Votre poubelle d'ordures ménagères contient en moyenne un tiers de biodéchets, soit 80 kilos par an et par habitant, selon l'Agence de la transition écologique (Ademe). En 2019, lors de la dernière étude, une centaine de collectivités en France proposait une collecte séparée des biodéchets aux ménages, ce qui représentait 6,2% de la population française. Lorsque l'obligation de tri sera en vigueur, le 1er janvier prochain, moins du tiers des Français bénéficieront d'une solution de tri des biodéchets mise en place par leur collectivité comme le demande la loi, a indiqué l'Ademe en octobre.

1Non, ce n'est pas le compostage qui devient obligatoire, c'est le tri à la source

La loi Agec rend obligatoire le tri à la source des bioédéchets pour permettre de les valoriser, et le compostage n'est qu'une des solutions pour valoriser ces biodéchets. Il s'agit des déchets organiques, putrescibles, à la fois les "déchets verts", du jardin, et les déchets alimentaires, comme les restes de repas ou les épluchures par exemple.

Il est important de différencier d'un côté le tri à la source des biodéchets, qui est le fait de séparer ses biodéchets des ordures ménagères résiduelles (OMR), et de l'autre le compostage, qui consiste à transformer ces déchets organiques en engrais naturel : le compost, c'est le résultat du compostage.

"Il y a plein de solutions de tri à la source et le compostage en est une", résume Pauline Debrabandere. Si vous vous lancez dans le compostage individuel, dans votre cour, votre jardin, sur votre balcon ou pourquoi pas dans votre cuisine, vous réglez dans un même effort le tri à la source et la valorisation. Libre à vous d'utiliser ensuite votre propre compost pour vos plantes. Vous pouvez aussi participer à un compostage collectif, à l'échelle d'un immeuble, d'un quartier ou d'un jardin partagé.
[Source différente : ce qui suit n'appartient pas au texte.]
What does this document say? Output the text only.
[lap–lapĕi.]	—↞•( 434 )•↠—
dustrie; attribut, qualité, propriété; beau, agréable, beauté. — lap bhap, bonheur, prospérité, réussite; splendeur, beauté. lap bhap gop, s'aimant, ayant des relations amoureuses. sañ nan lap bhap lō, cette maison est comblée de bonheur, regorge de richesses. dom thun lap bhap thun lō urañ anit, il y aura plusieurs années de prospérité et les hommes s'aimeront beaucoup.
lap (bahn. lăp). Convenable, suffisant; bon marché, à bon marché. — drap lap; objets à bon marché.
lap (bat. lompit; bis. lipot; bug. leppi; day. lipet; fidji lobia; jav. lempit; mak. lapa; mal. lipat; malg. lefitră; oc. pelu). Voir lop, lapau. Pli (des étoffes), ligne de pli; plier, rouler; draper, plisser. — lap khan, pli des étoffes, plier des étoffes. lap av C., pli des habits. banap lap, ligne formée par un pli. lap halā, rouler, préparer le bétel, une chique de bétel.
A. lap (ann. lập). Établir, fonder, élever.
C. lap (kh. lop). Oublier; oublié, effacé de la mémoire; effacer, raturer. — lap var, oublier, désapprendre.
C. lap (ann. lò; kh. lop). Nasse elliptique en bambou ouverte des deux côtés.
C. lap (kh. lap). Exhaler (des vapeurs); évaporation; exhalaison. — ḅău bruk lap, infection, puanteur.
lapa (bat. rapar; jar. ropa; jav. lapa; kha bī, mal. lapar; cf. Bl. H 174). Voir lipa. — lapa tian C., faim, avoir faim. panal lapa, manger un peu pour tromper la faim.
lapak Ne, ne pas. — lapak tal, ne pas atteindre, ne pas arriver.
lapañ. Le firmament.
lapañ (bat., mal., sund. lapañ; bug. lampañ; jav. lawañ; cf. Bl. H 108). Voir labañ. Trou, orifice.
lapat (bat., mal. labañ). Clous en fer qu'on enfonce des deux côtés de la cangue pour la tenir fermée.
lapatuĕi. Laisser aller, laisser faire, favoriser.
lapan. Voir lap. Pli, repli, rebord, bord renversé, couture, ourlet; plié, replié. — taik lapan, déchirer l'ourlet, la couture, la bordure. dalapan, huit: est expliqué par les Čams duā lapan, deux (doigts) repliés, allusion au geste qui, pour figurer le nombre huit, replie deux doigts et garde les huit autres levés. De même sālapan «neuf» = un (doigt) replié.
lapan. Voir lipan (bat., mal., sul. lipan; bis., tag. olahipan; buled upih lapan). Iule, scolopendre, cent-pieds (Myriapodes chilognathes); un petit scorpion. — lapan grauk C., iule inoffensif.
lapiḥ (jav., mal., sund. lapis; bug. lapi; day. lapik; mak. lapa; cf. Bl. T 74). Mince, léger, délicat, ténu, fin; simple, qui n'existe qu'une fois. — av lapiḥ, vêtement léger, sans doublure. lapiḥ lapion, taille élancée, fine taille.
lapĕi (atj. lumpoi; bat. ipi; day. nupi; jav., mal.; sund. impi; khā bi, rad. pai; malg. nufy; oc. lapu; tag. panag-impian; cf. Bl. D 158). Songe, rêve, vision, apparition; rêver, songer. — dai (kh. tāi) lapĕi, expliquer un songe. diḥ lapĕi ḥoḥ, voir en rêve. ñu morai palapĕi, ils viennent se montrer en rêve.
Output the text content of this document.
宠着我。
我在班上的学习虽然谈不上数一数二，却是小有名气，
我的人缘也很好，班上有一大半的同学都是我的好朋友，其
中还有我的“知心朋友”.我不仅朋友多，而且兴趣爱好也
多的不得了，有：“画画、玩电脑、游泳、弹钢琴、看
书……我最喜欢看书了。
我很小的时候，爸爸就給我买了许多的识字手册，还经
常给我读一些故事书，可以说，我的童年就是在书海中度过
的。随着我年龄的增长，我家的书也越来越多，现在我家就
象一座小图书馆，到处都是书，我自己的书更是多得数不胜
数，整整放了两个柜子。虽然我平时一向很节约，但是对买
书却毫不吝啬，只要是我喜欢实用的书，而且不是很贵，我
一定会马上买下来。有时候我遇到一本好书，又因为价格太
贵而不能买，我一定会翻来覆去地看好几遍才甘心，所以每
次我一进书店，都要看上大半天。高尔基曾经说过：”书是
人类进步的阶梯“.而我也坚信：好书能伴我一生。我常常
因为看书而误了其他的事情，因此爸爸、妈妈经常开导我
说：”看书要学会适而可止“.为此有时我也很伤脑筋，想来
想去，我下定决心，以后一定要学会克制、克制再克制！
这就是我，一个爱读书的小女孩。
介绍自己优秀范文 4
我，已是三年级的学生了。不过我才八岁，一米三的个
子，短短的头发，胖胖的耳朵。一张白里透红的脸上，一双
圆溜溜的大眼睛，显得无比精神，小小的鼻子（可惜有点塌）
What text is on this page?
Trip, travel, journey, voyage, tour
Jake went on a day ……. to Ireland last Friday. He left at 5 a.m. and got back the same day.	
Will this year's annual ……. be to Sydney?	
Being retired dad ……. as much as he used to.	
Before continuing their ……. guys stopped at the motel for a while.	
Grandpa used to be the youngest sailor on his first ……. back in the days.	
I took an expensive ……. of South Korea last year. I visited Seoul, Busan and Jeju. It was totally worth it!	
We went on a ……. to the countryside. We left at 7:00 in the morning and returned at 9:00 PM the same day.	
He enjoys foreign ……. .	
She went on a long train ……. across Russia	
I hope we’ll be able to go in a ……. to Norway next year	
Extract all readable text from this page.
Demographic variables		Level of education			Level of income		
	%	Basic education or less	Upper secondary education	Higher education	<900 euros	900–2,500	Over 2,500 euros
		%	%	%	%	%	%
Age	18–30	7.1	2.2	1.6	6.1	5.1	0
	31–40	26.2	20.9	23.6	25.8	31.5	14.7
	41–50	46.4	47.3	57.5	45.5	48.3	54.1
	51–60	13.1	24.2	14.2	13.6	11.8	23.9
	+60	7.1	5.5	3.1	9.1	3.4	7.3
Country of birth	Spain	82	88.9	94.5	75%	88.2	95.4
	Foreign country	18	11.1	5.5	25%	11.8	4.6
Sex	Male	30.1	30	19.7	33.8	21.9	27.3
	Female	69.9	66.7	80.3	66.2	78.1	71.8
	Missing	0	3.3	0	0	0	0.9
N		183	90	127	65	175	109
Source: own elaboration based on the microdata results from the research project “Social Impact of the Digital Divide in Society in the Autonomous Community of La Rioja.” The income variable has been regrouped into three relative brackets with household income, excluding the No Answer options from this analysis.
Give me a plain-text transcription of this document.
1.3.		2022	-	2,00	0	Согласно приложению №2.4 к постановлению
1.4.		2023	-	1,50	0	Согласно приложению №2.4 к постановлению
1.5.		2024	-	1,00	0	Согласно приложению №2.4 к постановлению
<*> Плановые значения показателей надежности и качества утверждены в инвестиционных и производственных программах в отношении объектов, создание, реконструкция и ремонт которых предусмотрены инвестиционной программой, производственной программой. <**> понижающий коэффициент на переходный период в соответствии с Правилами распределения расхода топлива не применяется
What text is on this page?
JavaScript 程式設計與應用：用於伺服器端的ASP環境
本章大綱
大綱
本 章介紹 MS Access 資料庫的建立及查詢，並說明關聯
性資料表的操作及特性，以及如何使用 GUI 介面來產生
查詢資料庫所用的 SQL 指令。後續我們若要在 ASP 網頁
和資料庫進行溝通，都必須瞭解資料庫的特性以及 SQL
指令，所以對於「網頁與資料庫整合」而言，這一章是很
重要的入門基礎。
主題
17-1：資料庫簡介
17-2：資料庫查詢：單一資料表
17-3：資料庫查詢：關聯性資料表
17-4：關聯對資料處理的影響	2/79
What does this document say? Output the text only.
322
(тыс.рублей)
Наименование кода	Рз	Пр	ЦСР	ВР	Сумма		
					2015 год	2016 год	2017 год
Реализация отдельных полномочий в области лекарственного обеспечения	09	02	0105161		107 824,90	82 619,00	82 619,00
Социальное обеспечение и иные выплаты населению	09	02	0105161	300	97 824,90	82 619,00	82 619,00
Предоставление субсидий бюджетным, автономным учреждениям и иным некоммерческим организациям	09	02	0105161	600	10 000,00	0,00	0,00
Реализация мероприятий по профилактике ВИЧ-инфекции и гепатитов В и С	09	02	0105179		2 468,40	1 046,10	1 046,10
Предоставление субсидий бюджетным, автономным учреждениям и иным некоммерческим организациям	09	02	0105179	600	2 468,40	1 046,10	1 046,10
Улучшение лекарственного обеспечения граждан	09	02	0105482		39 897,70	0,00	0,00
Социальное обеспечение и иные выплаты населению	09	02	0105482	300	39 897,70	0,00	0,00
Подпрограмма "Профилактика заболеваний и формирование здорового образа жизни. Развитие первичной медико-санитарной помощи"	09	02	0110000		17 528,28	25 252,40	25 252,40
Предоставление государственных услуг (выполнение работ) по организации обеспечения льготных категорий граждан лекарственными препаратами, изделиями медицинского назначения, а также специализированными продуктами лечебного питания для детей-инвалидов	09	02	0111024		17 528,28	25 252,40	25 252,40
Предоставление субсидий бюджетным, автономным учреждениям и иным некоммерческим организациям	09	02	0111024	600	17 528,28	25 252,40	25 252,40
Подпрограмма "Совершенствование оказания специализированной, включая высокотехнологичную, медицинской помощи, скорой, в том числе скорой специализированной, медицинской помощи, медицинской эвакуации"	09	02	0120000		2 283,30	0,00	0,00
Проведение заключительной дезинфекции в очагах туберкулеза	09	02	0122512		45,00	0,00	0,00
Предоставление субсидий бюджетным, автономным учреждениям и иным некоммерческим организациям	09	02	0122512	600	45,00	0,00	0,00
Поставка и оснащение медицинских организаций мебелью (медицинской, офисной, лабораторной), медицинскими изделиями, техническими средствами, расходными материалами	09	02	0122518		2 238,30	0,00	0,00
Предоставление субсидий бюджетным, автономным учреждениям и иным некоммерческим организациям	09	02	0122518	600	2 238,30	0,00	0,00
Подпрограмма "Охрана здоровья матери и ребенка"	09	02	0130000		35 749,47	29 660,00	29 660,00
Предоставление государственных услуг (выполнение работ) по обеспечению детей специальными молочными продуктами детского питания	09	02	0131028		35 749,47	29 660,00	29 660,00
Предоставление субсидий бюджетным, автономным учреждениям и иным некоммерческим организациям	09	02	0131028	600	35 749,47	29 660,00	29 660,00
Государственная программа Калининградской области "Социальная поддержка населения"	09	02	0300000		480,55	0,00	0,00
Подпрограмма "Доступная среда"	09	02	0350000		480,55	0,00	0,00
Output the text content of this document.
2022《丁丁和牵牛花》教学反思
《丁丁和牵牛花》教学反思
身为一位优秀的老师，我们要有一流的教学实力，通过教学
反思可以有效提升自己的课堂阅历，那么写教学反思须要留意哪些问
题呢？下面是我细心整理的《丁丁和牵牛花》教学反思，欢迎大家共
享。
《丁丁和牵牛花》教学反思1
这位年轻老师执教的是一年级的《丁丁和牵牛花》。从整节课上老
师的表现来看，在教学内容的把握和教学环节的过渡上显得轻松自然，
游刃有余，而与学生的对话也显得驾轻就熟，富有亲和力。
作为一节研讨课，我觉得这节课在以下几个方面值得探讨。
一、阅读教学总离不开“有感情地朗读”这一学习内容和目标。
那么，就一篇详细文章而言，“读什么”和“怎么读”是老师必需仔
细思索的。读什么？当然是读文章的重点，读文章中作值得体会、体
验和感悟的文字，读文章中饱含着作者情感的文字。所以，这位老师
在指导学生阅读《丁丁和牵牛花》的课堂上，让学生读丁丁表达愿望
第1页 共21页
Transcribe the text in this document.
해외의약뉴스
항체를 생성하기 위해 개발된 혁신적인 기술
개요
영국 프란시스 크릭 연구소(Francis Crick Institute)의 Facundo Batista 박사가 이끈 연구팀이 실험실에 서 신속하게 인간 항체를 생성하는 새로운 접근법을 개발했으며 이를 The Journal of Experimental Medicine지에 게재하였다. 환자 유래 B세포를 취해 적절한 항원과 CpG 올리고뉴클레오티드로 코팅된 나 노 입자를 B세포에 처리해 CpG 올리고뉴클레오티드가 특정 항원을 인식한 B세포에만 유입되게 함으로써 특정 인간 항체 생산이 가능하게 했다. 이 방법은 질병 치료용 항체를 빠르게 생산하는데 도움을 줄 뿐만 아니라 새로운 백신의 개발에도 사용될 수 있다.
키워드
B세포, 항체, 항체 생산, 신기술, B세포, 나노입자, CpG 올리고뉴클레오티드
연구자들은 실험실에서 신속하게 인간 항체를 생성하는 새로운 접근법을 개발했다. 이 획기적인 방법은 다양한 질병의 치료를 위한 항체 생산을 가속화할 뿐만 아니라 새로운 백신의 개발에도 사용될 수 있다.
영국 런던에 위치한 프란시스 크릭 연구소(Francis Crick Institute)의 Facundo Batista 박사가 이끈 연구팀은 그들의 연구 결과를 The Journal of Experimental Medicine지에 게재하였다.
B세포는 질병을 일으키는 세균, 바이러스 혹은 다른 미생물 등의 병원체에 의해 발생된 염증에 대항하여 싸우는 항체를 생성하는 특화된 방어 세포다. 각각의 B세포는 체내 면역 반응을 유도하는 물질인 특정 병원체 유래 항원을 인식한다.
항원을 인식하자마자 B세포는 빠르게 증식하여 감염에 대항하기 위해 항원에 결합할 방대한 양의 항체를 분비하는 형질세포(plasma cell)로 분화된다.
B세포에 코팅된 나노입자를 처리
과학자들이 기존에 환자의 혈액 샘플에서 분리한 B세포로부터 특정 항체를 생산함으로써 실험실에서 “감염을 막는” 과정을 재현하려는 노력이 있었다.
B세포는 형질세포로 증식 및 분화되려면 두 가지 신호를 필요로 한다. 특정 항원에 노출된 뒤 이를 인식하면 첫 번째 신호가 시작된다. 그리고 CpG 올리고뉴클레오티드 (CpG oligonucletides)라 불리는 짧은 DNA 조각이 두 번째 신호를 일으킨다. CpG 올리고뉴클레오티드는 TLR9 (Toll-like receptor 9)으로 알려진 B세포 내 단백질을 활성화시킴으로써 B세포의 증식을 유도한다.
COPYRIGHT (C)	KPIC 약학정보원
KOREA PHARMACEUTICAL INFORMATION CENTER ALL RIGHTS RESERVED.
Dans tous les cas, les collectivités ont l'obligation de faire en sorte que les biodéchets soient triés puis valorisés. Plusieurs possibilités : la collecte séparée, en porte-à-porte, avec un bac supplémentaire au couvercle le plus souvent marron, ramassé séparément par des camions poubelles, comme les autres bacs de tri (jaune pour les emballages, blanc pour le verre), ou la collecte via un "point d'apport volontaire", c'est-à-dire des poubelles partagées comme celles que l'on retrouve déjà dans la rue pour la collecte du verre, des déchets recyclables, ou encore des vêtements.

2Oui, il faudra une poubelle de plus dans votre cuisine, mais ce ne sera pas forcément à vous de l'acheter

Pour stocker les biodéchets chez vous, dans l'attente de les vider dans une poubelle dédiée dans le hall de votre immeuble ou dans un "point d'apport volontaire", vous aurez besoin d'un petit bac pouvant être glissé dans une cuisine avec, de préférence, de petits trous pour laisser respirer l'ensemble et éviter une macération trop rapide des biodéchets. Il vous faudra également un sac, soit en plastique compostable, soit en kraft, pour justement limiter les écoulements.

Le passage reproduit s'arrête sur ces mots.